Sen. John Proos, a Republican from St. Joseph who voted for the right-to-work bills last week, said opponents had a right to voice their anger but predicted it would fade as the shift in policy brings more jobs to Michigan.
"As they say in sports, the atmosphere in the locker room gets a lot better when the team's winning," he said.
Democratic lawmakers and union backers conceded they had little chance of stopping the tide, with Republicans dominating the Legislature and Snyder pledging to sign the measures into law.
President speaks out while in Michigan
Criticism of the legislation has come from all the way up the Democratic food chain.
"These so-called right-to-work laws, they don't have anything to do with economics, they have everything to do with politics," Obama told cheering workers Monday during a visit to an engine plant in Redford, Mich. "What they're really talking about is giving you the right to work for less money."

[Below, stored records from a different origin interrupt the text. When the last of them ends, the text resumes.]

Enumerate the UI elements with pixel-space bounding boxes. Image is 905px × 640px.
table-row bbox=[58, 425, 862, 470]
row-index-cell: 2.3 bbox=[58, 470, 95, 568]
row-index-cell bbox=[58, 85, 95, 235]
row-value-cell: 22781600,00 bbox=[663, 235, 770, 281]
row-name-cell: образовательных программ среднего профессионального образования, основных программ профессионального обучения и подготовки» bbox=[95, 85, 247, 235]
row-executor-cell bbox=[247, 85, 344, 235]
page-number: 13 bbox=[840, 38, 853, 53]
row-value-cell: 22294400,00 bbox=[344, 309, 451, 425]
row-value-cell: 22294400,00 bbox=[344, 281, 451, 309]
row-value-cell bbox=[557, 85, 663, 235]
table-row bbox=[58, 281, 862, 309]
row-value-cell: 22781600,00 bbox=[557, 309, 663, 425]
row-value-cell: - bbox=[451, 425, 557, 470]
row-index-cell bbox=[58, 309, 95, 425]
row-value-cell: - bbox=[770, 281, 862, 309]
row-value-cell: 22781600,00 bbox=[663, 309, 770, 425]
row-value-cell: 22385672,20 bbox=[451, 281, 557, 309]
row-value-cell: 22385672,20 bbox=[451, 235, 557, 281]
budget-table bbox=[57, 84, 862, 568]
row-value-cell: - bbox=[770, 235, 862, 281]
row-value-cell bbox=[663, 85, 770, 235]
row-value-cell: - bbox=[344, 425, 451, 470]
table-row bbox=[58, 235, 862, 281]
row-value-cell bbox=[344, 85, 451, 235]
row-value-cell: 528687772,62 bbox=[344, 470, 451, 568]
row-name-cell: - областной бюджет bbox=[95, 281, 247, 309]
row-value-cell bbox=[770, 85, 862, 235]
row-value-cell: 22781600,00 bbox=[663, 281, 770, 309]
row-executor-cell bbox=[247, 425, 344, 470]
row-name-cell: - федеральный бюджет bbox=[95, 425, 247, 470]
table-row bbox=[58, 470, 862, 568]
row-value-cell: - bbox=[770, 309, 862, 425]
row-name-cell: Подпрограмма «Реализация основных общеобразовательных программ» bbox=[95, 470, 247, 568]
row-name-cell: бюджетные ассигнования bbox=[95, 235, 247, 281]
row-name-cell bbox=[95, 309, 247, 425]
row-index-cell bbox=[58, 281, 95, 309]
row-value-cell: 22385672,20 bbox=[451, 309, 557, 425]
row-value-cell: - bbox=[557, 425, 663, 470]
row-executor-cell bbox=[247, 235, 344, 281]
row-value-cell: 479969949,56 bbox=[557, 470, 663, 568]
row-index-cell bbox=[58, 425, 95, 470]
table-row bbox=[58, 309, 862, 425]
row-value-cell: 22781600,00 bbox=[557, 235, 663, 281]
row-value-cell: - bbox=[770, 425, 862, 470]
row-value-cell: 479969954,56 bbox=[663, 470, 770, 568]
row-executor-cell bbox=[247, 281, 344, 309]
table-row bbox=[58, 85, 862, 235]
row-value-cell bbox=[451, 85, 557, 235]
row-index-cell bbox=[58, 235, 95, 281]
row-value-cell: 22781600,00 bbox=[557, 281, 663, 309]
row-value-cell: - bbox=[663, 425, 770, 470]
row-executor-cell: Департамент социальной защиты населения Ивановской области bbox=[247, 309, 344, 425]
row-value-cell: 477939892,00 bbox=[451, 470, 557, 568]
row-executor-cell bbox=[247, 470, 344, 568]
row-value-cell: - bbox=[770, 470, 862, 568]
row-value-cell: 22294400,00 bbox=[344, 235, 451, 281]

U.S. Sen. Carl Levin and members of the state's U.S. House delegation met with Snyder on Monday in Detroit and urged him to veto the legislation or amend it to allow a statewide referendum. Levin said the governor pledged to "seriously consider" the requests.
Ari Adler, spokesman for Michigan House Speaker Jase Bolger, chided those in Washington for "trying to tell Republicans in Michigan to slow down and not do our job in Lansing while they fail to resolve the nation's fiscal cliff crisis or even approve a budget."